Alternatives to Google Workspace (not researched deeply here): - Microsoft 365 Business Basic: ~$6/user/month. Equivalent. - Fastmail: ~$3–$5/user/month; strong privacy story; no integrated docs/drive. - Proton Business: ~$7/user/month; E2E-encrypted mail; small-bulk senders may have deliverability issues.
Why set this up before filing anything
- USPTO correspondence defaults to the email on the trademark application. Losing access to that email = losing notices about office actions.
- IRS EIN confirmation and 2553 / payroll correspondence is largely postal but increasingly email-supplemented.
- Banks and registered-agent services send compliance notices to the email on file.
- Stripe / payment processors send account-recovery and fraud-hold notifications that are deliverability-sensitive.
Starting with a clean, deliverable founder email (kris@raxx.app) with SPF/DKIM/DMARC already live prevents a lot of downstream pain.
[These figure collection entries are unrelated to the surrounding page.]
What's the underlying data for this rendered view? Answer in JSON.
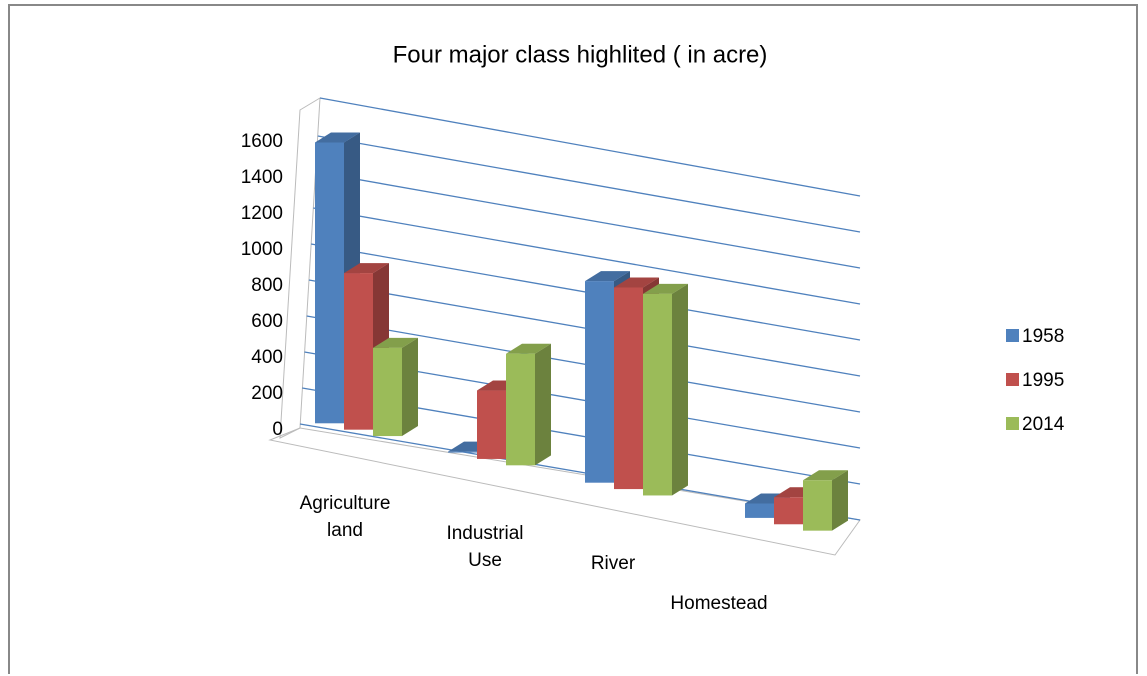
{
  "chart_data": {
    "type": "bar3d",
    "title": "Four major class highlited ( in acre)",
    "categories": [
      "Agriculture land",
      "Industrial Use",
      "River",
      "Homestead"
    ],
    "series": [
      {
        "name": "1958",
        "color": "#4f81bd",
        "values": [
          1560,
          5,
          1120,
          80
        ]
      },
      {
        "name": "1995",
        "color": "#c0504d",
        "values": [
          870,
          380,
          1120,
          150
        ]
      },
      {
        "name": "2014",
        "color": "#9bbb59",
        "values": [
          490,
          620,
          1120,
          280
        ]
      }
    ],
    "ylim": [
      0,
      1800
    ],
    "yticks": [
      0,
      200,
      400,
      600,
      800,
      1000,
      1200,
      1400,
      1600
    ],
    "grid": true,
    "legend": "right"
  }
}
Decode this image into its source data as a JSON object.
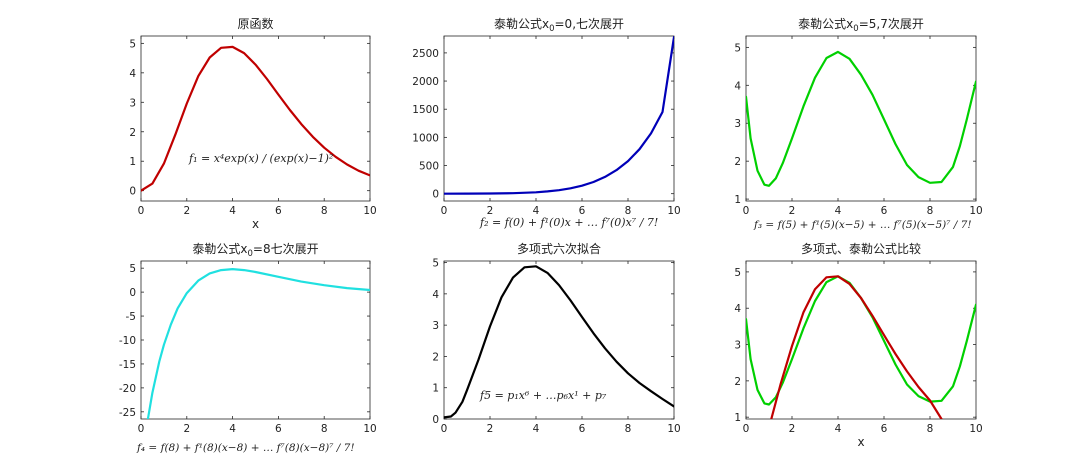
{
  "chart_data": [
    {
      "type": "line",
      "title": "原函数",
      "xlabel": "x",
      "formula": "f₁ = x⁴exp(x) / (exp(x)−1)²",
      "xlim": [
        0,
        10
      ],
      "ylim": [
        -0.35,
        5.25
      ],
      "xticks": [
        0,
        2,
        4,
        6,
        8,
        10
      ],
      "yticks": [
        0,
        1,
        2,
        3,
        4,
        5
      ],
      "series": [
        {
          "color": "#c00000",
          "x": [
            0,
            0.5,
            1,
            1.5,
            2,
            2.5,
            3,
            3.5,
            4,
            4.5,
            5,
            5.5,
            6,
            6.5,
            7,
            7.5,
            8,
            8.5,
            9,
            9.5,
            10
          ],
          "y": [
            0,
            0.24,
            0.92,
            1.9,
            2.96,
            3.89,
            4.52,
            4.85,
            4.88,
            4.67,
            4.28,
            3.79,
            3.26,
            2.74,
            2.26,
            1.83,
            1.46,
            1.15,
            0.89,
            0.68,
            0.52
          ]
        }
      ]
    },
    {
      "type": "line",
      "title": "泰勒公式x0=0,七次展开",
      "title_parts": [
        "泰勒公式x",
        "0",
        "=0,七次展开"
      ],
      "xlabel": "",
      "formula": "f₂ = f(0) + f¹(0)x + … f⁷(0)x⁷ / 7!",
      "xlim": [
        0,
        10
      ],
      "ylim": [
        -130,
        2800
      ],
      "xticks": [
        0,
        2,
        4,
        6,
        8,
        10
      ],
      "yticks": [
        0,
        500,
        1000,
        1500,
        2000,
        2500
      ],
      "series": [
        {
          "color": "#0000b8",
          "x": [
            0,
            1,
            2,
            3,
            4,
            4.5,
            5,
            5.5,
            6,
            6.5,
            7,
            7.5,
            8,
            8.5,
            9,
            9.5,
            10
          ],
          "y": [
            0,
            1,
            3,
            8,
            25,
            40,
            62,
            95,
            142,
            208,
            298,
            418,
            578,
            790,
            1070,
            1450,
            2780
          ]
        }
      ]
    },
    {
      "type": "line",
      "title": "泰勒公式x0=5,7次展开",
      "title_parts": [
        "泰勒公式x",
        "0",
        "=5,7次展开"
      ],
      "xlabel": "",
      "formula": "f₃ = f(5) + f¹(5)(x−5) + … f⁷(5)(x−5)⁷ / 7!",
      "xlim": [
        0,
        10
      ],
      "ylim": [
        0.95,
        5.3
      ],
      "xticks": [
        0,
        2,
        4,
        6,
        8,
        10
      ],
      "yticks": [
        1,
        2,
        3,
        4,
        5
      ],
      "series": [
        {
          "color": "#00d000",
          "x": [
            0,
            0.2,
            0.5,
            0.8,
            1,
            1.3,
            1.6,
            2,
            2.5,
            3,
            3.5,
            4,
            4.5,
            5,
            5.5,
            6,
            6.5,
            7,
            7.5,
            8,
            8.5,
            9,
            9.3,
            9.6,
            10
          ],
          "y": [
            3.7,
            2.6,
            1.75,
            1.38,
            1.35,
            1.55,
            1.95,
            2.6,
            3.45,
            4.2,
            4.72,
            4.88,
            4.7,
            4.28,
            3.75,
            3.1,
            2.45,
            1.9,
            1.58,
            1.43,
            1.45,
            1.85,
            2.4,
            3.1,
            4.1
          ]
        }
      ]
    },
    {
      "type": "line",
      "title": "泰勒公式x0=8七次展开",
      "title_parts": [
        "泰勒公式x",
        "0",
        "=8七次展开"
      ],
      "xlabel": "",
      "formula": "f₄ = f(8) + f¹(8)(x−8) + … f⁷(8)(x−8)⁷ / 7!",
      "xlim": [
        0,
        10
      ],
      "ylim": [
        -26.5,
        6.5
      ],
      "xticks": [
        0,
        2,
        4,
        6,
        8,
        10
      ],
      "yticks": [
        -25,
        -20,
        -15,
        -10,
        -5,
        0,
        5
      ],
      "series": [
        {
          "color": "#20e0e0",
          "x": [
            0.3,
            0.5,
            0.8,
            1,
            1.3,
            1.6,
            2,
            2.5,
            3,
            3.5,
            4,
            4.5,
            5,
            6,
            7,
            8,
            9,
            10
          ],
          "y": [
            -26.5,
            -21,
            -14.5,
            -11,
            -6.8,
            -3.4,
            -0.2,
            2.4,
            3.9,
            4.6,
            4.8,
            4.6,
            4.2,
            3.2,
            2.2,
            1.45,
            0.85,
            0.45
          ]
        }
      ]
    },
    {
      "type": "line",
      "title": "多项式六次拟合",
      "xlabel": "",
      "formula": "f5 = p₁x⁶ + …p₆x¹ + p₇",
      "xlim": [
        0,
        10
      ],
      "ylim": [
        0,
        5.05
      ],
      "xticks": [
        0,
        2,
        4,
        6,
        8,
        10
      ],
      "yticks": [
        0,
        1,
        2,
        3,
        4,
        5
      ],
      "series": [
        {
          "color": "#000000",
          "x": [
            0,
            0.3,
            0.5,
            0.8,
            1,
            1.5,
            2,
            2.5,
            3,
            3.5,
            4,
            4.5,
            5,
            5.5,
            6,
            6.5,
            7,
            7.5,
            8,
            8.5,
            9,
            9.5,
            10
          ],
          "y": [
            0.05,
            0.08,
            0.2,
            0.55,
            0.92,
            1.9,
            2.96,
            3.89,
            4.52,
            4.85,
            4.88,
            4.67,
            4.28,
            3.79,
            3.26,
            2.74,
            2.26,
            1.83,
            1.46,
            1.15,
            0.89,
            0.64,
            0.4
          ]
        }
      ]
    },
    {
      "type": "line",
      "title": "多项式、泰勒公式比较",
      "xlabel": "x",
      "formula": "",
      "xlim": [
        0,
        10
      ],
      "ylim": [
        0.95,
        5.3
      ],
      "xticks": [
        0,
        2,
        4,
        6,
        8,
        10
      ],
      "yticks": [
        1,
        2,
        3,
        4,
        5
      ],
      "series": [
        {
          "color": "#00d000",
          "x": [
            0,
            0.2,
            0.5,
            0.8,
            1,
            1.3,
            1.6,
            2,
            2.5,
            3,
            3.5,
            4,
            4.5,
            5,
            5.5,
            6,
            6.5,
            7,
            7.5,
            8,
            8.5,
            9,
            9.3,
            9.6,
            10
          ],
          "y": [
            3.7,
            2.6,
            1.75,
            1.38,
            1.35,
            1.55,
            1.95,
            2.6,
            3.45,
            4.2,
            4.72,
            4.88,
            4.7,
            4.28,
            3.75,
            3.1,
            2.45,
            1.9,
            1.58,
            1.43,
            1.45,
            1.85,
            2.4,
            3.1,
            4.1
          ]
        },
        {
          "color": "#c00000",
          "x": [
            1.1,
            1.5,
            2,
            2.5,
            3,
            3.5,
            4,
            4.5,
            5,
            5.5,
            6,
            6.5,
            7,
            7.5,
            8,
            8.5
          ],
          "y": [
            0.95,
            1.9,
            2.96,
            3.89,
            4.52,
            4.85,
            4.88,
            4.67,
            4.28,
            3.79,
            3.26,
            2.74,
            2.26,
            1.83,
            1.46,
            0.95
          ]
        }
      ]
    }
  ]
}
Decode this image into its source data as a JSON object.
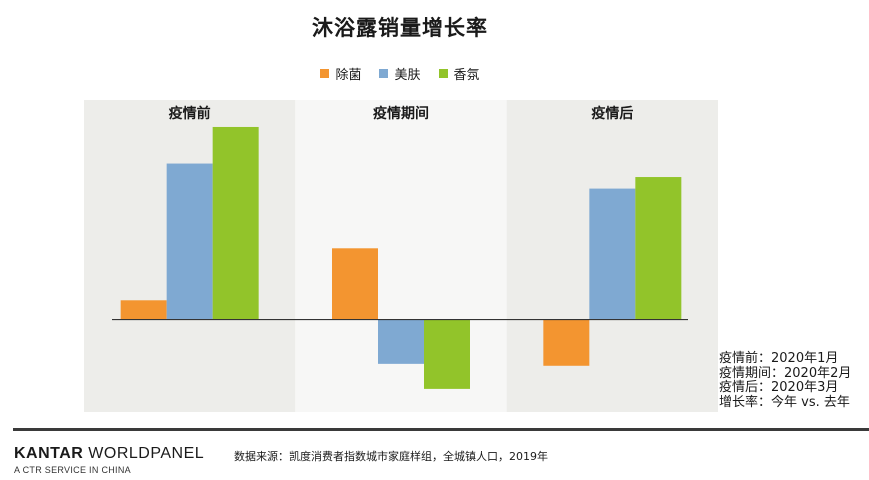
{
  "chart_data": {
    "type": "bar",
    "title": "沐浴露销量增长率",
    "categories": [
      "疫情前",
      "疫情期间",
      "疫情后"
    ],
    "series": [
      {
        "name": "除菌",
        "values": [
          10,
          37,
          -24
        ]
      },
      {
        "name": "美肤",
        "values": [
          81,
          -23,
          68
        ]
      },
      {
        "name": "香氛",
        "values": [
          100,
          -36,
          74
        ]
      }
    ],
    "colors": [
      "#f39530",
      "#7fa9d2",
      "#92c42a"
    ],
    "panel_colors": [
      "#ededea",
      "#f7f7f6",
      "#ededea"
    ],
    "xlabel": "",
    "ylabel": "",
    "ylim": [
      -48,
      114
    ],
    "grid": false,
    "legend_position": "top-center"
  },
  "notes": [
    "疫情前：2020年1月",
    "疫情期间：2020年2月",
    "疫情后：2020年3月",
    "增长率：今年 vs. 去年"
  ],
  "footer": {
    "brand_bold": "KANTAR",
    "brand_rest": " WORLDPANEL",
    "brand_sub": "A CTR SERVICE IN CHINA",
    "source": "数据来源：凯度消费者指数城市家庭样组，全城镇人口，2019年"
  }
}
Domain verification — human steps tracking
| Domain | DNS (MX/SPF/DMARC) | Google domain-added | TXT verification | DKIM live |
|---|---|---|---|---|
| raxx.app | ✅ 2026-04-22 | ⬜ | ⬜ | ⬜ |
| raxx.io | ✅ 2026-04-22 | ⬜ | ⬜ | ⬜ |
| getraxx.com | ✅ 2026-04-22 | ⬜ | ⬜ | ⬜ |
Update as each step completes.
Historical DNS context (superseded)
- DNS authority:
raxx.app,raxx.io,getraxx.com→ Cloudflare (confirmed).moosequest.net→ Oracle Dyn (monthly billing, separate tenant — MX there already points to Google Workspace aspmx.l.google.com etc.). - No pre-existing MX on the 3 alias domains as of 2026-04-22 — clean slate for Google.
- No plan to migrate
moosequest.netDNS off Dyn at this time.
Sources
- Google Workspace pricing. https://workspace.google.com/pricing.html (verify current plans and prices at purchase time).
- Google Workspace MX records reference. https://support.google.com/a/answer/140034 (verify the current single-MX vs legacy-5-MX guidance for your tenant).
This is a DIY operational task. No attorney or CPA required. Ship it before you file anything that depends on a business email.